The aluminum frame is the box for the drawers which will hold our clothes, the drawers are push to open, which means no handles to catch yourself on. These have all been made, but not installed yet. Bedhead and bed base are yet to come. The base will sit on the drawers and on top of the step you can see behind the drawers. Henry is making this room modular so that it can be turned into a man-cave once we’ve finished traveling. We will actually have quite a bit of floor space in this bedroom, enough for me to do yoga! All the doors (all three: bedroom, bathroom and the little corridor) all have sliding doors which push to latch and push to open and hide inside the walls which are as thin as we could possibly make them by using aluminum framing and ‘Aluwell’.
Below is the other corner of our room, opposite to the cupboard corner, and a spare wall! This kind of thing is a miracle to find in a bus-home and it’s only because of Henry’s excellent design that we managed to do it!
This next picture is from our bedroom looking out to the back of the bus. Between the large living/kitchen area and our bedroom is a bunk for the kids and a bathroom.
Here’s the top bunk, again, thanks to Dr Carl for helping us with this one! We’d never have been able to do it without you!!! I wish you could see the lights on this thing. Strip lighting hides along the top, internal, wooden edge and glows beautiful along the slope of the ceiling. There are no shadows. It will be the perfect reading environment for Soph.
The bottom bunk here, which will be Gunther’s cave. He too has strip lighting along the top, internal edge of his bunk, but it doesn’t quite glow as beautifully as the top bunk. Below the bunks will be covered with a door and baskets for toys and clothes will be under the bed.
From our bedroom now, looking in through the bathroom door. The sliding door is not yet attached for this one, but it’s very easily done and all ready to go, so no problems there.

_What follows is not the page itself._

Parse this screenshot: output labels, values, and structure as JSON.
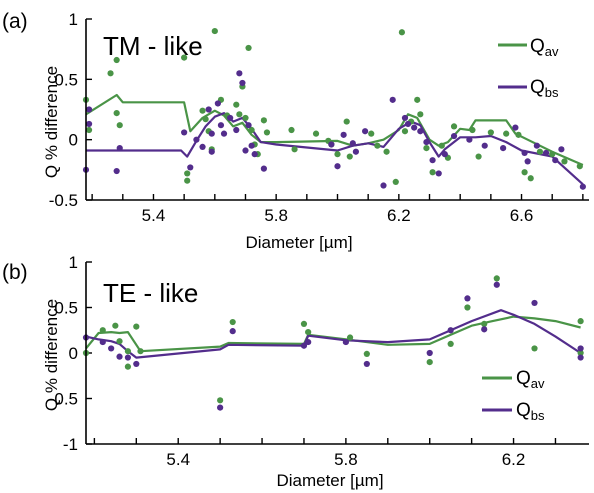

You can also see in the top middle section of the picture the corner edge of the hatch which leads up to the roof. We climb up the bunk bed ladder to get up there. The dream is too put a deck up there…but first things first!
A confusing photo, perhaps, but this is me standing in our bathroom, reflected in our mirror wall. The room is white with a mirror wall on one side (the toilet and sink side) and a red wall on the other (shower) side. Planning on a composting toilet which is currently half built, but not installed.
We have sunk the shower floor down to give us some extra head space and also to allow for a bit of a bathing area for the kids. This is an earlier photo:
Looking from the bathroom into the corridor:
You can see here the Aluminum angle which separates the wall and ceiling. This runs on both sides along the length of the front of the bus (and is also in the main bedroom) and will have LED strip lighting as uplights and downlights, these will be dimmable.
Our most recent achievement (and when I say ‘our’ I mean Henry with a little bit of help from me…he is the real brains and brawn behind this. I often just feel like a cheerleader…but apparently I am absolutely crucial in that role! So he says. :)…anyhoo. Solar power. Solar power has long been a dream of ours as environmentally conscious human beings and so installing this on our bus has been a great feeling…now just to get on the thing and use it!